Limitations and future direction

This study has several limitations. Firstly, the hybrid intelligence learning environments in this study are composed of human teachers and AI teachers, supported by educational robots. This intelligent learning environment represents only one way of human-robot, and as such, the presentation of the research data results may be subject to bias. Findings from the current study suggest that the synergy degree of human–AI is generally moderate, potentially influenced by the characteristics of the learning environment.
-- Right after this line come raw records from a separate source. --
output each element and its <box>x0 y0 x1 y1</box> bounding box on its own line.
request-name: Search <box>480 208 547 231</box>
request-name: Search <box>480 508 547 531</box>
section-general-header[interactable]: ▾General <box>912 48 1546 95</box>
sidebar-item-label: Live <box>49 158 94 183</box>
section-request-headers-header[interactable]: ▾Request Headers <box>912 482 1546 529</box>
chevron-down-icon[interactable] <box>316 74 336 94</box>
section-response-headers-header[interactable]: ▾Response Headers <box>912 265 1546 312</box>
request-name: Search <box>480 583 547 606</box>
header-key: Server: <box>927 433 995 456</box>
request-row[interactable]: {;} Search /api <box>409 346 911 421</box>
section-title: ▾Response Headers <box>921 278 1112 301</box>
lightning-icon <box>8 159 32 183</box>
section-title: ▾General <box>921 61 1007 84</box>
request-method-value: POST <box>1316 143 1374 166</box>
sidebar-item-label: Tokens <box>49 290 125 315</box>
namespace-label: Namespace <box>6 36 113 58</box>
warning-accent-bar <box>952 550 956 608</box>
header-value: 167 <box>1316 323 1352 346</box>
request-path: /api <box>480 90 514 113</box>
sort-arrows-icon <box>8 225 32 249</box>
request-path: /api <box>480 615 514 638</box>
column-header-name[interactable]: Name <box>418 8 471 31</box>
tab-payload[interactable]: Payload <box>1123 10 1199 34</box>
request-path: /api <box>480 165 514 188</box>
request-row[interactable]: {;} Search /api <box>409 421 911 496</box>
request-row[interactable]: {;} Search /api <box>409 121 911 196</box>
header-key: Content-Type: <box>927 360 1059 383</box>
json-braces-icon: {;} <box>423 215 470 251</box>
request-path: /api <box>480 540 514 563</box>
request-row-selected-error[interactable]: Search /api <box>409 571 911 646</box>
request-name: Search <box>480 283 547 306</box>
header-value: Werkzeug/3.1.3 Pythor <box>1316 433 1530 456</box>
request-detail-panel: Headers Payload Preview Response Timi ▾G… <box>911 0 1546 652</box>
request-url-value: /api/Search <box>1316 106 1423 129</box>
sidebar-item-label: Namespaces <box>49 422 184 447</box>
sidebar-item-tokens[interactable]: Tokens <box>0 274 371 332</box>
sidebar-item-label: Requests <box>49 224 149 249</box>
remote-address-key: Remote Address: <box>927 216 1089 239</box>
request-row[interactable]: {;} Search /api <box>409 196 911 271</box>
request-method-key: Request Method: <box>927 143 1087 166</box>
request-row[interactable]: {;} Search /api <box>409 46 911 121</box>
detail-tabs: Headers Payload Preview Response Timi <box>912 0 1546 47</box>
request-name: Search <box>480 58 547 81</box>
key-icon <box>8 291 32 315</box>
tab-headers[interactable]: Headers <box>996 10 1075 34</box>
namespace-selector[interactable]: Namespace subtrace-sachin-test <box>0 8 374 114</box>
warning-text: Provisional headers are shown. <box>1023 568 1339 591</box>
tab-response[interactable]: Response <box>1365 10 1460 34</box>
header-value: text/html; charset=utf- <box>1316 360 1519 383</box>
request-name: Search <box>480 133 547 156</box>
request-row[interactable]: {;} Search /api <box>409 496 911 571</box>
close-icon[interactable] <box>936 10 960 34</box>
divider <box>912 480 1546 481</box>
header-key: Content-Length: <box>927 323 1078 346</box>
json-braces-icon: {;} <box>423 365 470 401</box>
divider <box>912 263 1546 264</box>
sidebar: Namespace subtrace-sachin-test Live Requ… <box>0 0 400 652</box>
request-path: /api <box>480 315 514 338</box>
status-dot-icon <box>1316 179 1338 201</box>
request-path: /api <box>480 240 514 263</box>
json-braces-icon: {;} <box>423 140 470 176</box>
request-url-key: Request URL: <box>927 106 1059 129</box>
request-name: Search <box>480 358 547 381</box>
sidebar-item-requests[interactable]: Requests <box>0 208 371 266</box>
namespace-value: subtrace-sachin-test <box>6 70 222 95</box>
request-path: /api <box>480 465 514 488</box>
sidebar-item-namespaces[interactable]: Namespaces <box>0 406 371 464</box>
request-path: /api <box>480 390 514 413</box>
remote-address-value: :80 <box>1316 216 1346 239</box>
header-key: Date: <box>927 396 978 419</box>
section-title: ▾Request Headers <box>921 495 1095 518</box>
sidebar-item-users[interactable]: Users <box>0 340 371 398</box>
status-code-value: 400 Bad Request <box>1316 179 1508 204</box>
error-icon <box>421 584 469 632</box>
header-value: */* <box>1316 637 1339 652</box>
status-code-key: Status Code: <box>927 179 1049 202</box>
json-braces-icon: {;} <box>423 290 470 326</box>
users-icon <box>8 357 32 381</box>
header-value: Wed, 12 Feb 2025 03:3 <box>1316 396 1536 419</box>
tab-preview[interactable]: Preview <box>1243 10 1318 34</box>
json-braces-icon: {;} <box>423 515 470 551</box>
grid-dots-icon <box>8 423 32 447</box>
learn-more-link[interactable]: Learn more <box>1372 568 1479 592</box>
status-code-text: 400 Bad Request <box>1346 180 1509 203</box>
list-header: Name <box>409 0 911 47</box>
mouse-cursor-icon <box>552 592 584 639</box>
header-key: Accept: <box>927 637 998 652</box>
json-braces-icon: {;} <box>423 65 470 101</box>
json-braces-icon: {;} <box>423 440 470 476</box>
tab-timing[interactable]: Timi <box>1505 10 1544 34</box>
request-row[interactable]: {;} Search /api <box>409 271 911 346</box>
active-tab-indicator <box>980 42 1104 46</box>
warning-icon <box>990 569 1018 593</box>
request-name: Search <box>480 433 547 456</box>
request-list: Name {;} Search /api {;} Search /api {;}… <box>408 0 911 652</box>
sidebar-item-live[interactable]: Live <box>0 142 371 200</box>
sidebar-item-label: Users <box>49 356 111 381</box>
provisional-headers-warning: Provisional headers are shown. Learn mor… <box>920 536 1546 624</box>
Future research could conduct human–AI collaborative classroom evaluations and measurements across different types of intelligent learning environments.

In addition, this study is based on manual analysis of classroom videos and has not achieved automated real-time analysis, which makes it less convenient for teachers to view results immediately after class, leading to delays. Future research could focus on developing tools or platforms for measuring human–AI collaboration. Thirdly, this study focused solely on evaluating the synergy degree and order degree in human–AI based on external behaviours. In addition to these external manifestations, other factors, such as cognition and emotion, should also be considered. Therefore, future research should analyse the synergy between cognition and emotion in hybrid intelligence learning environments and the impact of collaboration on learning outcomes. Last but not least, since the collaboration mechanism in human–AI of classroom teaching has not yet been fully identified, further research should aim to construct the internal mechanisms of such collaboration.